The late Alderman Chhaya (may his dear soul rest in peace) was a pillar of strength not only in times of need but as an inherent attribute in his life.

It need not be over-emphasised that the late great Alderman felt over-powered by sympathy at all times as if it was inhuman for him to do otherwise. One never really had to look to him to do the right things but he lived it. He was just about always there when the need arose.

I, as founder and COO of A Helping Hand (SA) NPO, had a chance of a lifetime to interact with the late Alderman when he became our main benefactor for necessities extended to immigrants at the height of the mass influx of foreign nationals from the north of Limpopo around 2008 onwards for as longs as the need was there.

A Helping Hand (SA) operated a soup kitchen at the Motortown testing station in Louis Trichardt at the time, feeding in excess of 300 foreign nationals a meal per day. Amongst these hundreds of destitute were young children, both boys and girls, who came unaccompanied and risked malnutrition, abuse and eventually criminality if no timely intervention was forthcoming.

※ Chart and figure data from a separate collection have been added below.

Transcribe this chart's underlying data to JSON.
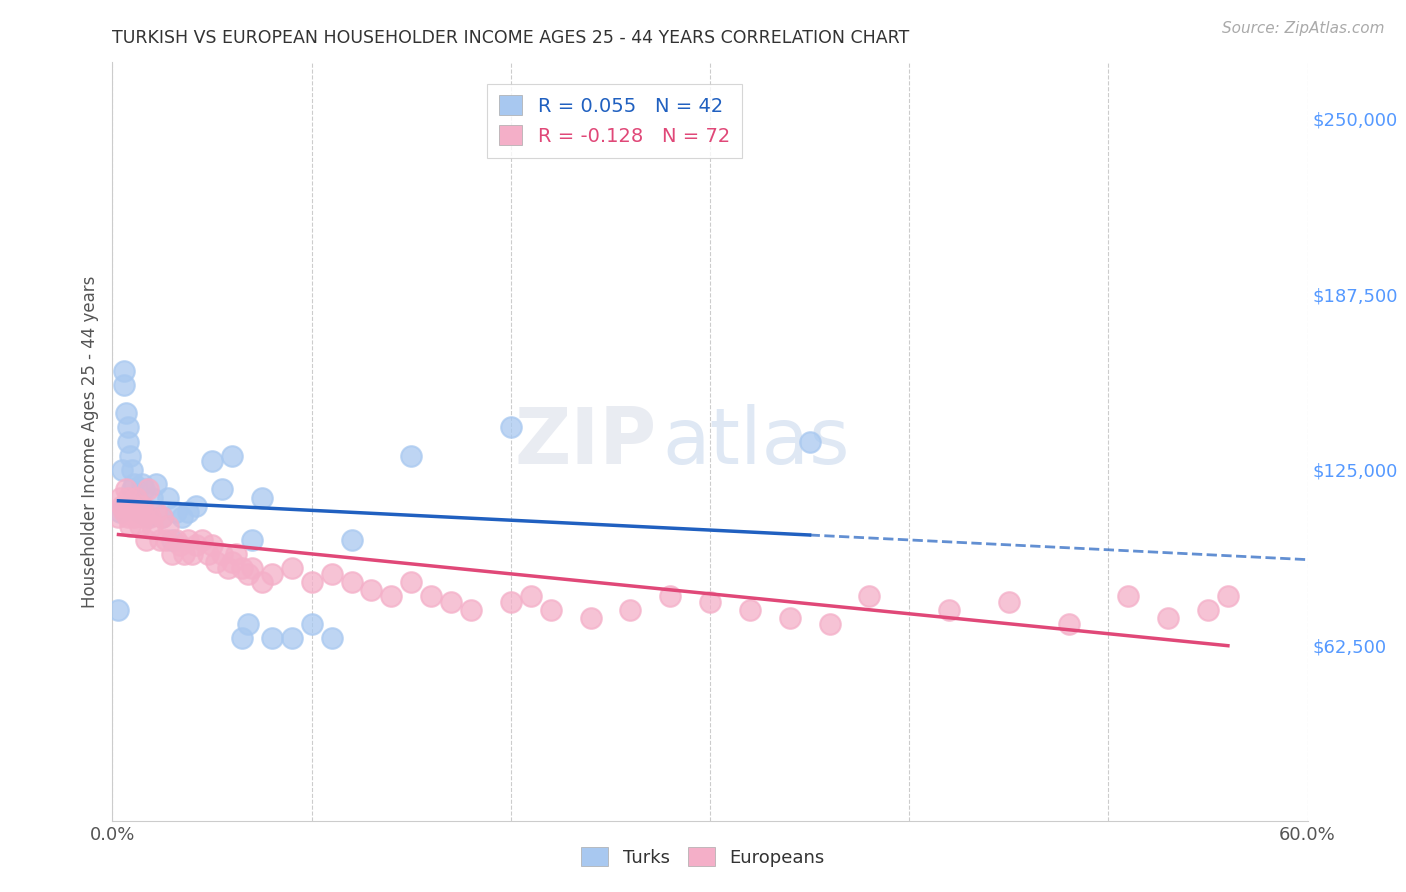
{
  "title": "TURKISH VS EUROPEAN HOUSEHOLDER INCOME AGES 25 - 44 YEARS CORRELATION CHART",
  "source": "Source: ZipAtlas.com",
  "ylabel": "Householder Income Ages 25 - 44 years",
  "background_color": "#ffffff",
  "grid_color": "#cccccc",
  "watermark_zip": "ZIP",
  "watermark_atlas": "atlas",
  "xlim": [
    0.0,
    0.6
  ],
  "ylim": [
    0,
    270000
  ],
  "yticks": [
    0,
    62500,
    125000,
    187500,
    250000
  ],
  "ytick_labels": [
    "",
    "$62,500",
    "$125,000",
    "$187,500",
    "$250,000"
  ],
  "xticks": [
    0.0,
    0.1,
    0.2,
    0.3,
    0.4,
    0.5,
    0.6
  ],
  "xtick_labels": [
    "0.0%",
    "",
    "",
    "",
    "",
    "",
    "60.0%"
  ],
  "legend_line1": "R = 0.055   N = 42",
  "legend_line2": "R = -0.128   N = 72",
  "turks_color": "#a8c8f0",
  "europeans_color": "#f4afc8",
  "turks_line_color": "#2060c0",
  "europeans_line_color": "#e04878",
  "turks_x": [
    0.003,
    0.004,
    0.005,
    0.006,
    0.006,
    0.007,
    0.008,
    0.008,
    0.009,
    0.01,
    0.01,
    0.011,
    0.012,
    0.013,
    0.014,
    0.015,
    0.016,
    0.018,
    0.02,
    0.022,
    0.025,
    0.028,
    0.03,
    0.032,
    0.035,
    0.038,
    0.042,
    0.05,
    0.055,
    0.06,
    0.065,
    0.068,
    0.07,
    0.075,
    0.08,
    0.09,
    0.1,
    0.11,
    0.12,
    0.15,
    0.2,
    0.35
  ],
  "turks_y": [
    75000,
    110000,
    125000,
    160000,
    155000,
    145000,
    140000,
    135000,
    130000,
    125000,
    118000,
    120000,
    115000,
    112000,
    110000,
    120000,
    118000,
    108000,
    115000,
    120000,
    108000,
    115000,
    100000,
    110000,
    108000,
    110000,
    112000,
    128000,
    118000,
    130000,
    65000,
    70000,
    100000,
    115000,
    65000,
    65000,
    70000,
    65000,
    100000,
    130000,
    140000,
    135000
  ],
  "europeans_x": [
    0.003,
    0.004,
    0.005,
    0.006,
    0.007,
    0.008,
    0.008,
    0.009,
    0.01,
    0.011,
    0.012,
    0.013,
    0.014,
    0.015,
    0.016,
    0.017,
    0.018,
    0.019,
    0.02,
    0.022,
    0.024,
    0.025,
    0.027,
    0.028,
    0.03,
    0.032,
    0.034,
    0.036,
    0.038,
    0.04,
    0.042,
    0.045,
    0.048,
    0.05,
    0.052,
    0.055,
    0.058,
    0.06,
    0.062,
    0.065,
    0.068,
    0.07,
    0.075,
    0.08,
    0.09,
    0.1,
    0.11,
    0.12,
    0.13,
    0.14,
    0.15,
    0.16,
    0.17,
    0.18,
    0.2,
    0.21,
    0.22,
    0.24,
    0.26,
    0.28,
    0.3,
    0.32,
    0.34,
    0.36,
    0.38,
    0.42,
    0.45,
    0.48,
    0.51,
    0.53,
    0.55,
    0.56
  ],
  "europeans_y": [
    108000,
    115000,
    112000,
    110000,
    118000,
    108000,
    115000,
    105000,
    112000,
    108000,
    115000,
    110000,
    105000,
    112000,
    108000,
    100000,
    118000,
    108000,
    105000,
    110000,
    100000,
    108000,
    100000,
    105000,
    95000,
    100000,
    98000,
    95000,
    100000,
    95000,
    98000,
    100000,
    95000,
    98000,
    92000,
    95000,
    90000,
    92000,
    95000,
    90000,
    88000,
    90000,
    85000,
    88000,
    90000,
    85000,
    88000,
    85000,
    82000,
    80000,
    85000,
    80000,
    78000,
    75000,
    78000,
    80000,
    75000,
    72000,
    75000,
    80000,
    78000,
    75000,
    72000,
    70000,
    80000,
    75000,
    78000,
    70000,
    80000,
    72000,
    75000,
    80000
  ]
}
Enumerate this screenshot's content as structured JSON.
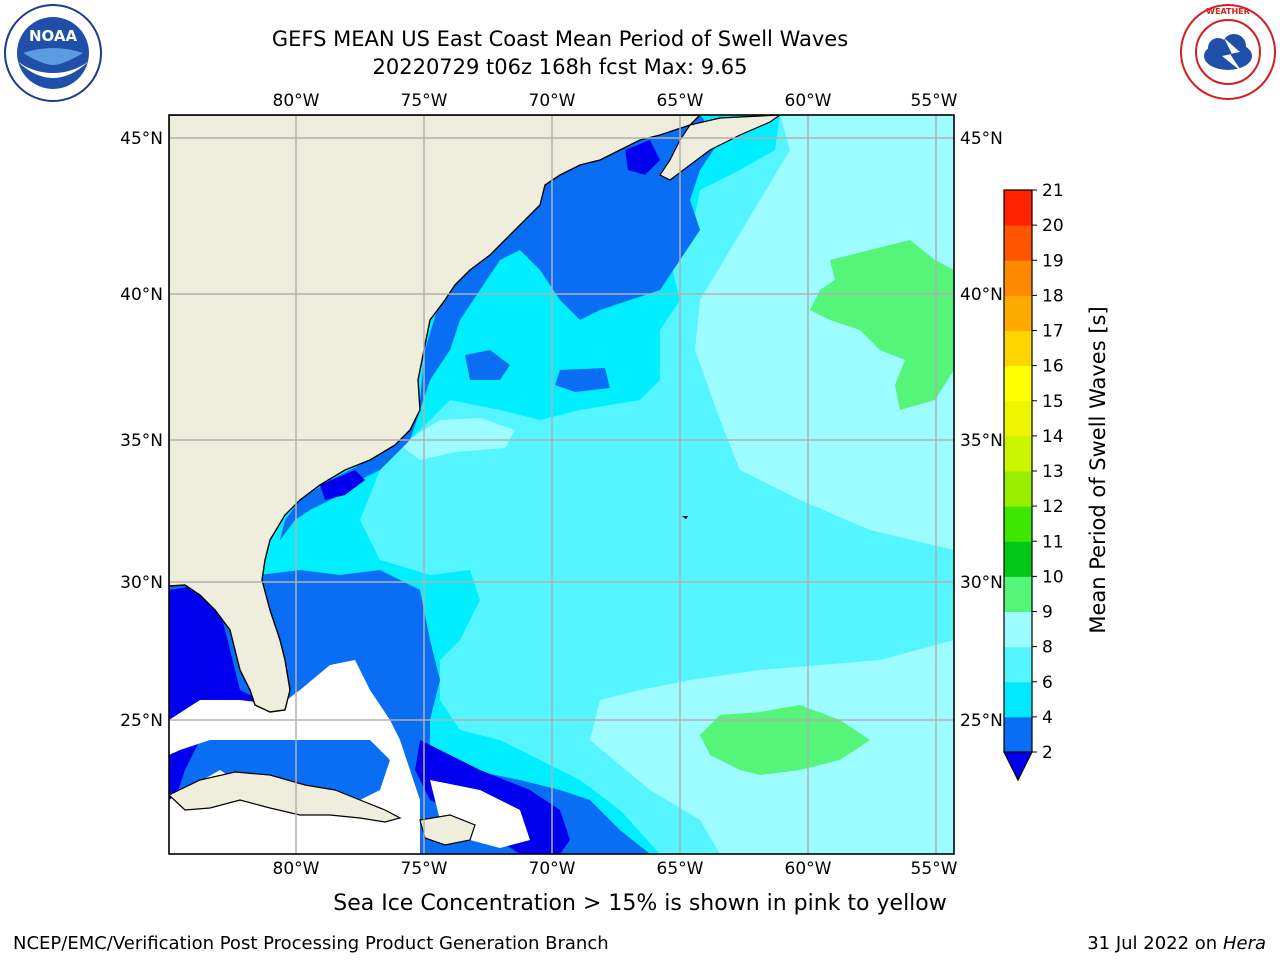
{
  "header": {
    "title_line1": "GEFS MEAN US East Coast Mean Period of Swell Waves",
    "title_line2": "20220729 t06z 168h fcst   Max: 9.65"
  },
  "map": {
    "lon_labels": [
      "80°W",
      "75°W",
      "70°W",
      "65°W",
      "60°W",
      "55°W"
    ],
    "lat_labels": [
      "45°N",
      "40°N",
      "35°N",
      "30°N",
      "25°N"
    ]
  },
  "colorbar": {
    "label": "Mean Period of Swell Waves [s]",
    "ticks": [
      "2",
      "4",
      "6",
      "8",
      "9",
      "10",
      "11",
      "12",
      "13",
      "14",
      "15",
      "16",
      "17",
      "18",
      "19",
      "20",
      "21"
    ],
    "colors": [
      "#0000ee",
      "#0a6ef5",
      "#00e8ff",
      "#55f5ff",
      "#9dfcff",
      "#55f57a",
      "#00c814",
      "#3ee600",
      "#99ee00",
      "#ccf500",
      "#eef500",
      "#ffff00",
      "#ffd500",
      "#ffaa00",
      "#ff8800",
      "#ff5500",
      "#ff2200",
      "#ff0000"
    ]
  },
  "palette": {
    "land": "#efeedc",
    "grid": "#b0b0b0",
    "light_cyan": "#9dfcff",
    "cyan": "#55f5ff",
    "bright_cyan": "#00eeff",
    "blue": "#0a6ef5",
    "dark_blue": "#0000ee",
    "green": "#55f57a"
  },
  "footer": {
    "sea_ice_note": "Sea Ice Concentration > 15% is shown in pink to yellow",
    "credit": "NCEP/EMC/Verification Post Processing Product Generation Branch",
    "date": "31 Jul 2022 on",
    "host": "Hera"
  },
  "logos": {
    "noaa_text": "NOAA",
    "nws_text": "NATIONAL WEATHER SERVICE"
  }
}
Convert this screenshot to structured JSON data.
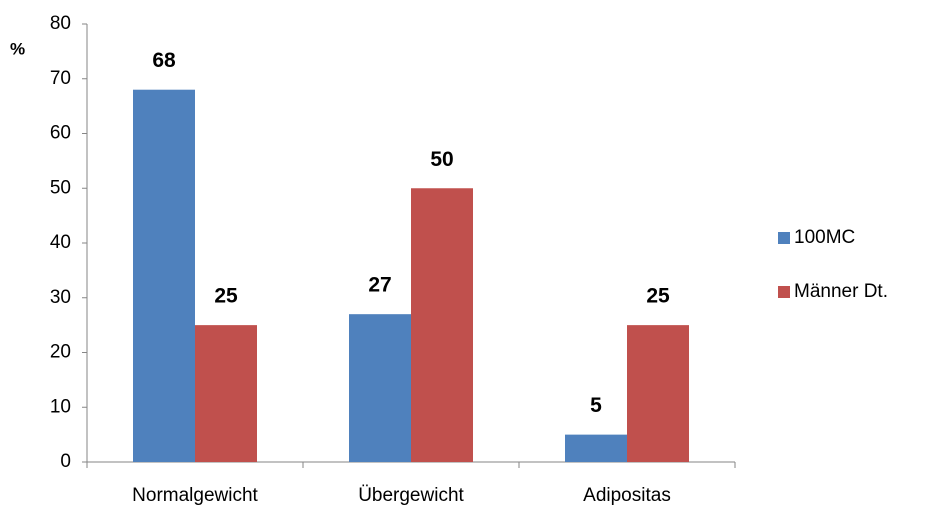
{
  "chart_data": {
    "type": "bar",
    "y_axis_label": "%",
    "categories": [
      "Normalgewicht",
      "Übergewicht",
      "Adipositas"
    ],
    "series": [
      {
        "name": "100MC",
        "color": "#4f81bd",
        "values": [
          68,
          27,
          5
        ]
      },
      {
        "name": "Männer Dt.",
        "color": "#c0504d",
        "values": [
          25,
          50,
          25
        ]
      }
    ],
    "ylim": [
      0,
      80
    ],
    "yticks": [
      0,
      10,
      20,
      30,
      40,
      50,
      60,
      70,
      80
    ],
    "grid": false,
    "legend": "right"
  }
}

There were also artisans and graduates, teachers and school principals who were trying to escape the jaws of economic collapse and political malice in Zimbabwe who all would have turned to common criminals had the late Alderman Chhaya not been steadfast in supplying us with food, blankets and soap. The soap so supplied went a long way in restoring the dignity of all which had been stripped off by conditions at the Musina Showgrounds where they would spend up to a week in a queue for documentation, a queue which meandered for miles within the precincts of the showground where their position in the queue also doubled as their beds for the night’s rest, or else lose that same position to others.

I could write on and on about the big heart of the late Alderman Chhaya, but will not succeed in capturing the essence of what made him who he was – and ultimately embodied of Ubuntu.